溫寧揀了玉面狐貍,謝景辭戴上了黑色鷹隼,方下了馬車,遠遠地朝那荒墓走去。
四周俱是墳塋,倒是偶爾有藍色的磷火跳動。
風吹過柳林,嗚嗚的像是鬼哭,溫寧的步子不自覺地越來越僵硬。
許是察覺到她的僵硬,謝景辭腳步一頓,向她伸出了手。溫寧看了眼成片的土堆,再看了眼溫熱的手臂,果斷地攀上了他手臂。
“會不會走錯了地方啊?”
許久未看到人影,溫寧輕輕扯了一下他的手臂,有點疑心。
“沒有。德紅門這里原是座古城,百十年前沉陷了下去,荒墓這里應當是一個入口。”
謝景辭聲音很平靜,溫寧便安了心。
果然沒走出幾丈,謝景辭停在了一株大柳樹下,那柳樹旁有一座石墓,墓邊留著許多新鮮的腳印。
“腳印停在了這里,想必正是從這里進去,可是這墓看起來極為嚴實,從哪里進呢?”
溫寧打量了一圈,忽然見謝景辭推了一下墓碑,墓碑一動,便露出個一人寬的方洞來。
進了洞,走過一條狹長的通道,眼前忽然便開闊起來。
此處約莫是處城樓,殿中熙熙攘攘聚了許多人。
或是戴著獠牙面,或是以油彩敷面,配上身前的成堆金銀,恍如地府一般。
他們二人一邁步,門兩邊忽然站出兩個戴著黑鐵面具的大漢,大漢執著劍,攔在了他們前面。

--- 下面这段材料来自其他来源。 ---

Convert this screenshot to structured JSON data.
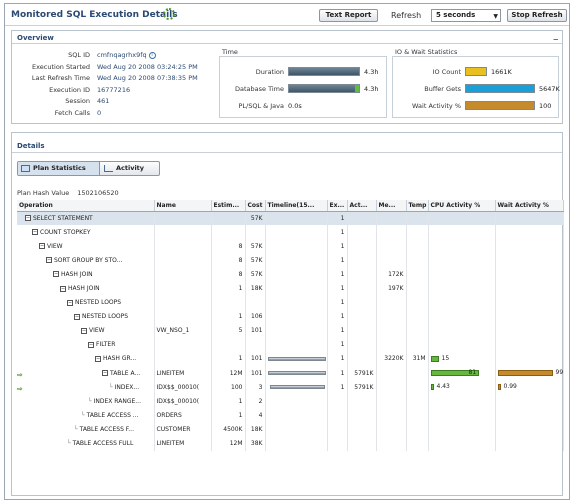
{
  "header": {
    "title": "Monitored SQL Execution Details",
    "text_report_label": "Text Report",
    "refresh_label": "Refresh",
    "refresh_interval": "5 seconds",
    "stop_refresh_label": "Stop Refresh"
  },
  "overview": {
    "title": "Overview",
    "collapse": "_",
    "fields": [
      {
        "label": "SQL ID",
        "value": "cmfnqagrhx9fq"
      },
      {
        "label": "Execution Started",
        "value": "Wed Aug 20 2008 03:24:25 PM"
      },
      {
        "label": "Last Refresh Time",
        "value": "Wed Aug 20 2008 07:38:35 PM"
      },
      {
        "label": "Execution ID",
        "value": "16777216"
      },
      {
        "label": "Session",
        "value": "461"
      },
      {
        "label": "Fetch Calls",
        "value": "0"
      }
    ],
    "time": {
      "title": "Time",
      "rows": [
        {
          "label": "Duration",
          "value": "4.3h",
          "fill": 1.0
        },
        {
          "label": "Database Time",
          "value": "4.3h",
          "fill": 1.0
        },
        {
          "label": "PL/SQL & Java",
          "value": "0.0s",
          "fill": 0
        }
      ]
    },
    "io": {
      "title": "IO & Wait Statistics",
      "rows": [
        {
          "label": "IO Count",
          "value": "1661K",
          "color": "#e8c020",
          "fill": 0.32
        },
        {
          "label": "Buffer Gets",
          "value": "5647K",
          "color": "#1aa0d8",
          "fill": 1.0
        },
        {
          "label": "Wait Activity %",
          "value": "100",
          "color": "#c58a2b",
          "fill": 1.0
        }
      ]
    }
  },
  "details": {
    "title": "Details",
    "tabs": [
      {
        "label": "Plan Statistics"
      },
      {
        "label": "Activity"
      }
    ],
    "plan_hash_label": "Plan Hash Value",
    "plan_hash_value": "1502106520",
    "columns": [
      "Operation",
      "Name",
      "Estim...",
      "Cost",
      "Timeline(15...",
      "Ex...",
      "Act...",
      "Me...",
      "Temp",
      "CPU Activity %",
      "Wait Activity %"
    ],
    "rows": [
      {
        "depth": 0,
        "op": "SELECT STATEMENT",
        "name": "",
        "est": "",
        "cost": "57K",
        "ex": "1",
        "act": "",
        "mem": "",
        "temp": "",
        "cpu": "",
        "wait": "",
        "sel": true
      },
      {
        "depth": 1,
        "op": "COUNT STOPKEY",
        "name": "",
        "est": "",
        "cost": "",
        "ex": "1",
        "act": "",
        "mem": "",
        "temp": "",
        "cpu": "",
        "wait": ""
      },
      {
        "depth": 2,
        "op": "VIEW",
        "name": "",
        "est": "8",
        "cost": "57K",
        "ex": "1",
        "act": "",
        "mem": "",
        "temp": "",
        "cpu": "",
        "wait": ""
      },
      {
        "depth": 3,
        "op": "SORT GROUP BY STO...",
        "name": "",
        "est": "8",
        "cost": "57K",
        "ex": "1",
        "act": "",
        "mem": "",
        "temp": "",
        "cpu": "",
        "wait": ""
      },
      {
        "depth": 4,
        "op": "HASH JOIN",
        "name": "",
        "est": "8",
        "cost": "57K",
        "ex": "1",
        "act": "",
        "mem": "172K",
        "temp": "",
        "cpu": "",
        "wait": ""
      },
      {
        "depth": 5,
        "op": "HASH JOIN",
        "name": "",
        "est": "1",
        "cost": "18K",
        "ex": "1",
        "act": "",
        "mem": "197K",
        "temp": "",
        "cpu": "",
        "wait": ""
      },
      {
        "depth": 6,
        "op": "NESTED LOOPS",
        "name": "",
        "est": "",
        "cost": "",
        "ex": "1",
        "act": "",
        "mem": "",
        "temp": "",
        "cpu": "",
        "wait": ""
      },
      {
        "depth": 7,
        "op": "NESTED LOOPS",
        "name": "",
        "est": "1",
        "cost": "106",
        "ex": "1",
        "act": "",
        "mem": "",
        "temp": "",
        "cpu": "",
        "wait": ""
      },
      {
        "depth": 8,
        "op": "VIEW",
        "name": "VW_NSO_1",
        "est": "5",
        "cost": "101",
        "ex": "1",
        "act": "",
        "mem": "",
        "temp": "",
        "cpu": "",
        "wait": ""
      },
      {
        "depth": 9,
        "op": "FILTER",
        "name": "",
        "est": "",
        "cost": "",
        "ex": "1",
        "act": "",
        "mem": "",
        "temp": "",
        "cpu": "",
        "wait": ""
      },
      {
        "depth": 10,
        "op": "HASH GR...",
        "name": "",
        "est": "1",
        "cost": "101",
        "ex": "1",
        "act": "",
        "mem": "3220K",
        "temp": "31M",
        "cpu": "15",
        "cpu_fill": 0.13,
        "wait": "",
        "timeline": [
          0,
          1
        ]
      },
      {
        "depth": 11,
        "op": "TABLE A...",
        "name": "LINEITEM",
        "est": "12M",
        "cost": "101",
        "ex": "1",
        "act": "5791K",
        "mem": "",
        "temp": "",
        "cpu": "81",
        "cpu_fill": 0.82,
        "wait": "99",
        "wait_fill": 0.99,
        "timeline": [
          0,
          1
        ],
        "active": true
      },
      {
        "depth": 12,
        "op": "INDEX...",
        "name": "IDX$$_00010(",
        "est": "100",
        "cost": "3",
        "ex": "1",
        "act": "5791K",
        "mem": "",
        "temp": "",
        "cpu": "4.43",
        "cpu_fill": 0.04,
        "wait": "0.99",
        "wait_fill": 0.01,
        "timeline": [
          0.05,
          1
        ],
        "active": true
      },
      {
        "depth": 9,
        "op": "INDEX RANGE...",
        "name": "IDX$$_00010(",
        "est": "1",
        "cost": "2",
        "ex": "",
        "act": "",
        "mem": "",
        "temp": "",
        "cpu": "",
        "wait": ""
      },
      {
        "depth": 8,
        "op": "TABLE ACCESS ...",
        "name": "ORDERS",
        "est": "1",
        "cost": "4",
        "ex": "",
        "act": "",
        "mem": "",
        "temp": "",
        "cpu": "",
        "wait": ""
      },
      {
        "depth": 7,
        "op": "TABLE ACCESS F...",
        "name": "CUSTOMER",
        "est": "4500K",
        "cost": "18K",
        "ex": "",
        "act": "",
        "mem": "",
        "temp": "",
        "cpu": "",
        "wait": ""
      },
      {
        "depth": 6,
        "op": "TABLE ACCESS FULL",
        "name": "LINEITEM",
        "est": "12M",
        "cost": "38K",
        "ex": "",
        "act": "",
        "mem": "",
        "temp": "",
        "cpu": "",
        "wait": ""
      }
    ]
  }
}
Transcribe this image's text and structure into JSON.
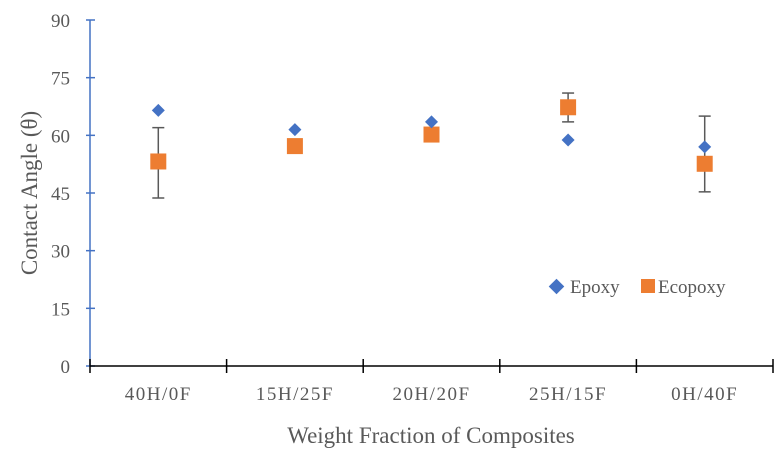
{
  "chart_data": {
    "type": "scatter",
    "title": "",
    "xlabel": "Weight Fraction of Composites",
    "ylabel": "Contact Angle (θ)",
    "categories": [
      "40H/0F",
      "15H/25F",
      "20H/20F",
      "25H/15F",
      "0H/40F"
    ],
    "ylim": [
      0,
      90
    ],
    "yticks": [
      0,
      15,
      30,
      45,
      60,
      75,
      90
    ],
    "grid": false,
    "legend_position": "inside-lower-right",
    "series": [
      {
        "name": "Epoxy",
        "marker": "diamond",
        "color": "#4472C4",
        "values": [
          66.5,
          61.5,
          63.5,
          58.8,
          57.0
        ],
        "error": [
          null,
          null,
          null,
          null,
          null
        ]
      },
      {
        "name": "Ecopoxy",
        "marker": "square",
        "color": "#ED7D31",
        "values": [
          53.2,
          57.2,
          60.2,
          67.3,
          52.6
        ],
        "error_low": [
          43.7,
          null,
          null,
          63.5,
          45.3
        ],
        "error_high": [
          62.0,
          null,
          null,
          71.0,
          65.0
        ]
      }
    ]
  },
  "axes": {
    "y_axis_color": "#4472C4",
    "x_axis_color": "#000000",
    "error_bar_color": "#595959"
  }
}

溫寧不知道發生了什么,正有些害怕,忽然看見一個戴著紅面具的女子扭著腰向他們走來。
“二位,找財喜否?”
那紅面具聲音又尖又細,面具下的鳳眼對著他們上上下下搜刮了一遍。
“不。買東西。”
謝景辭平靜地說,隔著面具,顯得渾厚低沉了些。
“那黃連子還是裕子?”
“都不要。”
“敢問貴姓?”
“紫河里。”
“好嘞,又來一位客!”那紅面具眼睛一挑,對著眾人一呼喝,又轉身對他們笑道,“李公子隨我這邊來。”
溫寧懵懵懂懂沒聽明白他們在說什么,眼神也不敢亂瞟,一路跟在謝景辭身后,進了一個單間。
說是單間,不過也就是用屏風遮住了那面。
謝景辭低頭對那女子說了些什么,她面露詫異:“這個可不一定有。”
“你只管去問,不拘錢銀。”
謝景辭聲音平緩,那女子打量了他一眼,應了聲好,扭著腰出去了。
一看單間里沒了人,溫寧終于按捺不住好奇心,小聲地問謝景辭:“你們方才在打什么啞謎?我怎么一句也聽不懂。”
“都是鬼市的行話罷了,防止混入官府追查的人。”謝景辭解釋道。